Let’s face it: Our collective health as a species has been mostly on the decline since we hit our personal, post-Industrial Revolution zenith; quite recently, in fact, when Homo sapiens boasted the longest lifespan in our short history.
It’s been downhill ever since.
According to a 2010 study by the National Center for Health Statistics, the United States ranked 49th in the world for male and female life expectancy, a precipitous drop from the fifth place it held in 1950.
And for all of you who noticed my headline was grammatically incorrect, kudos; way to pay attention! However, I suggest perhaps lightening up (I know, I know … pot, kettle). Sweating the small stuff creates stress, which is known to exacerbate existing medical conditions – and even create new ones.
Another worldwide health epidemic: There are too many of us. And there are way too many of us who are … well … fat. According to the latest information from the International Association for the Study of Obesity (IASO), there are 1 billion overweight adults in the world and a further 475 million who are obese. To put this into perspective: The number of people living in China, the world’s most populous nation, is 1.349 billion. (And yes, the doctor did mention I could stand to lose a few pounds.)
A third problem: We don’t really DO anything. Since we’re no longer required to hunt or gather, we spend the bulk of our time in front of computers or televisions. (Guilty.)
Professor Martin Wiseman, medical and scientific adviser for the World Cancer Research Fund (WCRF), and Chris Trimmer, executive director of the IASO, recently spoke out to highlight the risk of obesity and an inactive lifestyle on the eve of an international scientific conference in London about – you guessed it – cancer, physical activity and obesity.
Wiseman said, “Excessive body weight has long been linked to ill health and early death and is the second biggest risk factor for cancer after smoking. It is also associated with diseases such as heart disease and type-2 diabetes.
“The rising levels of obesity around the globe are a huge concern. A recent study of 380,000 people in nine countries by Imperial College London found that following WCRF’s Recommendations for Cancer Prevention reduced the risk of dying from several diseases by a third.
“The researchers found that having excessive body fat was the factor most strongly associated with an increased risk of death from diseases, such as cancer, circulatory disease and respiratory disease.

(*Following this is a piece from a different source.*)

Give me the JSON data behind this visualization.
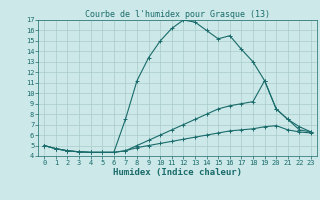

“We urgently need to address this situation by encouraging healthy diets and more physically active lifestyles.”
Ms. Trimmer said, “Cancer, high body mass and a lack of physical activity all rank in the top 10 causes of global premature death, but the interrelationship between them is a complex one.
“There is a real need to understand this relationship so as to save lives and reduce the economic and health burden associated with these factors. This will require collaborative effort and engagement across the board. The conference will provide a platform for this collaboration and support the required work going forward.”
WCRF and IASO held the international scientific conference on April 16 and 17. The sessions examined the links between obesity, physical activity and cancer incidence and survival. They examined important biomarkers and early life events in relation to cancer risk, as well as the molecular and cellular mechanisms that could explain such links.
The conference brought some of the world’s leading researchers in to discuss the latest advances in the fields of obesity, physical activity and cancer, as well as debate the direction for future research. Organizers hope it will also raise recognition of the value cancer research can offer to policymakers.
Obviously, healthcare IT plays – and will continue to play – a huge part in getting these worldwide health epidemics under control.
In the meantime, I’m seriously considering dragging my Tony Little (remember him?) Gazelle out of mothballs!